Opinione della Settimana

Salvatore e quei contratti con Fonsai offerti ai figli dei big

Nell’inchiesta, tra le migliaia di pagine di verbali e conversazioni intercettate, prende forma il ruolo di Salvatore Ligresti, che intesse rapporti, telefona alle persone giuste e assegna consulenze. Anche ai figli dei big

Fondiaria SAI - BrochureLo scorso 6 febbraio, interrogato dai pm, Salvatore Ligresti disse: «La vera storia e ricostruzione dei fatti e dei soggetti che hanno inciso sulla gestione di Fondiaria Sai ancora deve essere scritta». Ora, tra le migliaia di pagine di verbali e conversazioni intercettate, la realtà comincia a prendere forma. E in particolare il ruolo dell’ingegnere, soprannominato «mister 5 per cento» per la sua capacità di accumulare partecipazioni minori ma sempre strategiche. Don Salvatore intesse rapporti, telefona alle persone giuste e assegna consulenze che, secondo i magistrati, potrebbero tornare utili. Come gli 1,2 milioni pagati dalla compagnia nel 2012 allo studio legale di Marco Cardia, figlio dell’ex presidente della Consob. I pm chiedono all’ex manager di Fonsai Fausto Marchionni se il rapporto professionale con Marco Cardia potesse in qualche modo essere favorito dal ruolo del padre. Risposta del manager: «Non so di preciso al riguardo, posso dire che l’affermazione non è illogica».

I SILENZI DELL’ISVAP

«Nel corso del tempo i silenzi dell’Isvap su Fondiaria erano conseguenza di atti corruttivi nei confronti di Giancarlo Giannini», cioè il presidente. Lo ha riferito l’avvocato Riccardo Quagliana, in Fonsai tra il 2011 e il 2013: «Erbetta mi chiese di collaborare affinchè si potessero rinvenire tra alcune società riferibili a Fondiaria le prove di pagamenti a Giannini, anche in forma indiretta». Nella cassaforte di Giannini la guardia di finanza ha sequestrato un documento da cui emergono problemi nelle riserve di Unipol dopo la fusione con Fondiaria. Dall’analisi viene rilevato che per Unipol (e altre undici imprese) «sono emersi segnali di criticità con riferimento alla valutazione delle riserve che necessitano di un approfondimento in sede di analisi di bilancio».

OPERAZIONE POLITICA

«Una decisione politica». Così Marchionni bolla la fusione con Unipol.
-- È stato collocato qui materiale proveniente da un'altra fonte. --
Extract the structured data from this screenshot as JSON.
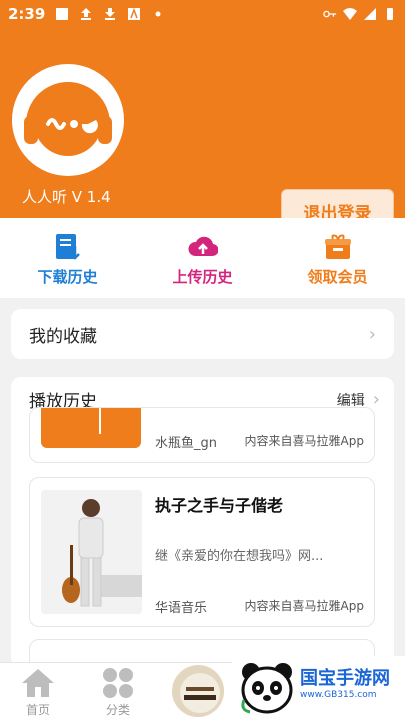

E lo mette a verbale: «La compagnia era in grado di stare da sola e non vi era la necessità di integrazione con Unipol a patto che i Ligresti facessero un passo indietro». I magistrati si sono chiesti se l’«operazione di pulizia» dei bilanci di Fonsai fatta dall’ex direttore generale Piergiorgio Peluso, figlio del ministro Cancellieri, avesse anche l’obiettivo di spianare il terreno alla fusione con Unipol e all’estromissione della famiglia, accusata di aver spolpato la compagnia. Oltre 250 milioni di dividendi incassati e benefit principeschi come il noleggio di un elicottero accessoriato secondo i desideri di Paolo Ligresti: due milioni di euro per 400 ore all’anno, «un tempo sproporzionato ove si pensi che un pilota ha un monte ore di 100/150 ore». Alberto Nagel, a.d. di Mediobanca, lo dice chiaramente ai pm: «Eravamo preoccupati per il nostro credito di 1,1 miliardi» e «la nostra opinione era che la soluzione migliore fosse la gestione di un gruppo di settore, non familiare».